Late Quadriga Founder Once Said Firm Kept Access Keys On Paper

Bitcoin

Gerry Cotten, the Quadriga cryptocurrency exchange founder who died in India in December and might have held the only access key to $143 million in crypto, said in a 2014 podcast that he stored Bitcoin for clients using paper, according to a report by Bloomberg.

During an interview with the “True Bromance Podcast” when he lived in Vancouver, Cotten talked about the danger of losing a password and what his then-fledgling operation did to guard against that.

“It’s like burning cash in a way,” Cotten said. “Even the U.S. government, with the biggest computers in the world, could not retrieve those coins if you’ve lost the private key. It’s impossible to retrieve those.”

Since his death, more crypto has been lost and Quadriga’s operations have been closed. The company is now under court-approved creditor protection while it reorganizes and tries to figure out what to do next.

Although he might not have used the paper method recently, Cotten explained it on the podcast in 2014.

“The paper wallet is a great way to store your Bitcoins. Basically, all you need to send Bitcoins is your private key, which is a string of, a ton of numbers and letters,” he said. “The best way to do it is take your private key, print it off, store it offline in your safety deposit box, vault, whatever, and then take the public key, which is your address, and use that to send money to it. So that way you can never have your Bitcoin stolen, unless someone, like, breaks into the bank, steals your safety deposit box and gets into your private key and so forth.”

He went on to explain that he was holding a lot of Bitcoins for other people, and he went to special measures to store them.

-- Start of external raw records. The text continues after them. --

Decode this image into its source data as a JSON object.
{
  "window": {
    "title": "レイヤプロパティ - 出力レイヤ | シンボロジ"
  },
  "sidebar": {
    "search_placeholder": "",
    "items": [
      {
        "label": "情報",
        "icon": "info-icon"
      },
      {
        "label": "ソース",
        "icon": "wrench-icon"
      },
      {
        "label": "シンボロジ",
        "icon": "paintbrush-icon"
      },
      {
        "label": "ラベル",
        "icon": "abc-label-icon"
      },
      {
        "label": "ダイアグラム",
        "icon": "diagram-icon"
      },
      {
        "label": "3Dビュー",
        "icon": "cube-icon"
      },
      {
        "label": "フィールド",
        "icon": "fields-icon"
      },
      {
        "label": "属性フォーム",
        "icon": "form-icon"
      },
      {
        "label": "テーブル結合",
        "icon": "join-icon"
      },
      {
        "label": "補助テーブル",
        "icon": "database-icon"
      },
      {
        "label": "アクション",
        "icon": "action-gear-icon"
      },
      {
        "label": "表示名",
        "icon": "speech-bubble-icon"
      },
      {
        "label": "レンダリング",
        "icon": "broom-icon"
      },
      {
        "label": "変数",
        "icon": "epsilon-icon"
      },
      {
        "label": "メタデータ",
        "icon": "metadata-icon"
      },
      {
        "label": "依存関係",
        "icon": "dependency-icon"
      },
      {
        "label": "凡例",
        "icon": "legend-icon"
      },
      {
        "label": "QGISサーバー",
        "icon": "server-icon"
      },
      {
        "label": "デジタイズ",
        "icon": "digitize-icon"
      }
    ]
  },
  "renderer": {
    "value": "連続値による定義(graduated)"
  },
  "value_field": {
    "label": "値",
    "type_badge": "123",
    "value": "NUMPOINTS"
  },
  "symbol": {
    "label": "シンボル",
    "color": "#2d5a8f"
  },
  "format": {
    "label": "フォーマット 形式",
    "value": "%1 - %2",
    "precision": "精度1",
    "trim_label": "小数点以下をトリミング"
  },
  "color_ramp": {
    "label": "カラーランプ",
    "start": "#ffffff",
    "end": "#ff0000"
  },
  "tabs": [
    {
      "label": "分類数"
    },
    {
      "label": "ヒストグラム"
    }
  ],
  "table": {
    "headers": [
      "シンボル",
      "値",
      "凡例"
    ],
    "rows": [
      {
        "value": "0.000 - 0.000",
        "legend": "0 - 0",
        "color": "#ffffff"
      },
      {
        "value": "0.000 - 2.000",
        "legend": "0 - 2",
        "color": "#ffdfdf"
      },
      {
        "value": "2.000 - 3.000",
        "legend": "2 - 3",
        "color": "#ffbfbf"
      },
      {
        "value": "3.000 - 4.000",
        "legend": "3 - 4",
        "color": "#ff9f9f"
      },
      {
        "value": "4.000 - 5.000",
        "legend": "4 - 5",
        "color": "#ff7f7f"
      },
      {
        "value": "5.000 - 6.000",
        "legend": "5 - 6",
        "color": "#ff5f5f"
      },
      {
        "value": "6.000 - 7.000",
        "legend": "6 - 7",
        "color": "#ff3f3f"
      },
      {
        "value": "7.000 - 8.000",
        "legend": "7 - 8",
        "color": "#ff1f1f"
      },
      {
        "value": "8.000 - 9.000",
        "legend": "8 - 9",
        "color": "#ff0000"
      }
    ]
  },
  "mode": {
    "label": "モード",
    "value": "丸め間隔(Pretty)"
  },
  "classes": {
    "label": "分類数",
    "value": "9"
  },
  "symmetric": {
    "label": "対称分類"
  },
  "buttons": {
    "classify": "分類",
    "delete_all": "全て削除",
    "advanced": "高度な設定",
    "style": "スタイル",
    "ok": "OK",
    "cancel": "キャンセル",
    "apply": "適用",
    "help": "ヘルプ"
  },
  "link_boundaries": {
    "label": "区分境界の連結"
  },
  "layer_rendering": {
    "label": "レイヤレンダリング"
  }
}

“So what we do is we actually store them offline in paper wallets, in our bank’s vault in a safety deposit box because that’s the best way to keep the coins secure,” he said. “Essentially we put a bunch of paper wallets into the safety deposit box, remember the addresses of them,” he said. “So we just send money to them, we don’t need to go back to the bank every time we want to put money into it. We just send money from our Bitcoin app directly to those paper wallets, and keep it safe that way.”